I entered my house at 5pm today carrying altogether too many bags which were filled with wrapping paper, Christmas presents, photo frames, ten blocks of cheese and a Grierson award. It struck me that there would be people all over the world similarly weighed down at the end of the last major working day before Christmas.
I spent the morning ticking off a mercifully short list of things to do for the Brass recording. At this time of year, everyone is engulfed by the same panic; the panic which tells us that if it's not achieved before Christmas Eve it will remain undone, probably for ever. That's because all communication in the Western world ends on December 22nd and isn't reestablished until the middle of January! Never ever try to contact somebody from the BBC between now and then!
The Christmas tree went up this morning. It's a charmingly mangey affair, which Nathan tells me is 20 years old. We draped it with a riotous assortment of baubles of different colours and textures. My favourite are almost certainly the scary pin-cushion clown heads we won at a party in New York!
We had lunch with Uncle Archie in Kentish Town, and discussed a few rather exciting ideas for future documentaries. We ate omelettes and stale cake and he presented us with our Grierson Award, which is now sitting proudly on our mantlepiece next to my RTS Award and a load of Christmas cards.
We went from Kentish Town to Camden to buy lashings of Christmas cheese and enough wrapping paper to stretch from Highgate to the moon!
We stumbled upon a little barber shop and decided to give it a whirl, having suffered one or two too many butcher jobs at the hands of various branches of Mr Toppers. The barbers, a highly friendly bunch, were all Turkish and North African, and did a lot of work with cut throat razors, which I found terrifying and exciting in equal measure!

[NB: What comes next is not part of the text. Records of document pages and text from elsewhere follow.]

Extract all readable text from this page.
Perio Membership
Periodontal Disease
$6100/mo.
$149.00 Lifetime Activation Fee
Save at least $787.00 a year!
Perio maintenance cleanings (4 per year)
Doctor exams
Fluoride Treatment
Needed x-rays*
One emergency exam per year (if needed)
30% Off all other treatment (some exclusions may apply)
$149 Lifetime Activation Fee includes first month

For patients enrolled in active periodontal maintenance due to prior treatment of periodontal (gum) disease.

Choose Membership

They actually offer a shaving service there, with hot towels and things. It's something I think I might try for a special treat one time. Being shaved by someone else is a rather extraordinary sensation. You're forced to place your entire trust in a complete stranger, whilst your subconscious screams "get the f**k out of this chair!" When it's done well, however, it's like being tickled by a master painter!